If that’s not enough to see where the journey is going, it might help to point out that China is now more and more often being praised as a role model because it can cope with upcoming crises better than the West. You don’t really believe your ears; because China is not exactly famous as a haven of human rights and democracy. Anyone who would like to emulate China in this regard is apparently toying with a regime change towards an order in which there would be little talk of Western idolatry.

Limits to freedom and democracy

Societal engineers, who already think they are in the future, may object that all of this is unnecessary excitement; after all, it is clear to anyone with insight that all freedoms can only be granted within the framework of the given possibilities. If these were to decrease, the extent of freedom would inevitably decrease. That is undoubtedly correct, and that is why there were and are good reasons for the environmental movement. But in the meantime this argumentation pattern has been hijacked by movements hostile to freedom and transferred to more and more areas. More and more people are taking advantage of the opportunity and jumping on the train that is in motion in order to resume their grandiose failed plans to set up a totally regulated society.  Actually, the people should defend themselves against it. Why don’t they do this?

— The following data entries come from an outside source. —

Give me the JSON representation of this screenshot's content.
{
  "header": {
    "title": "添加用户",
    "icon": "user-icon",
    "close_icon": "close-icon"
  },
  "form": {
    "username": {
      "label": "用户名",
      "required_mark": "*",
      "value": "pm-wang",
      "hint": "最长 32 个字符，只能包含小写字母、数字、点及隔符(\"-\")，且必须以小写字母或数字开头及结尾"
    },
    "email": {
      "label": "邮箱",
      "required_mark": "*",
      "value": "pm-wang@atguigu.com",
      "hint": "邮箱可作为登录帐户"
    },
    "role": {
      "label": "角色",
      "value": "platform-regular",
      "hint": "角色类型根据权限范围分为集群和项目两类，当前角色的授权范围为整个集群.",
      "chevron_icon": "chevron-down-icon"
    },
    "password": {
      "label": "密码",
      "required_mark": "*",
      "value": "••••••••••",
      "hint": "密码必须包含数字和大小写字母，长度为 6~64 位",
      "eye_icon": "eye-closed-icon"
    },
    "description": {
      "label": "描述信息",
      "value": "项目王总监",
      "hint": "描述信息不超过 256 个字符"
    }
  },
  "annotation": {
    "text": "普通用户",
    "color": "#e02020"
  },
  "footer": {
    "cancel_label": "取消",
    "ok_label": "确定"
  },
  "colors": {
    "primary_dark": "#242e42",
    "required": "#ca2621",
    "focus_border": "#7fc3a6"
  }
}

Unfortunately we encounter another malaise here; for who does not know that the people of the West has been foresightedly transformed into a mere population by their elites? Unlike a people, a population has no “self” and is therefore not capable of self-government; it has to be governed and feels this too. Nor does it have common basic convictions for which it would go to the barricades against the rulers. How one can get out of this predicament of ‘progress’ is therefore difficult to predict. New leaders and new values are necessary!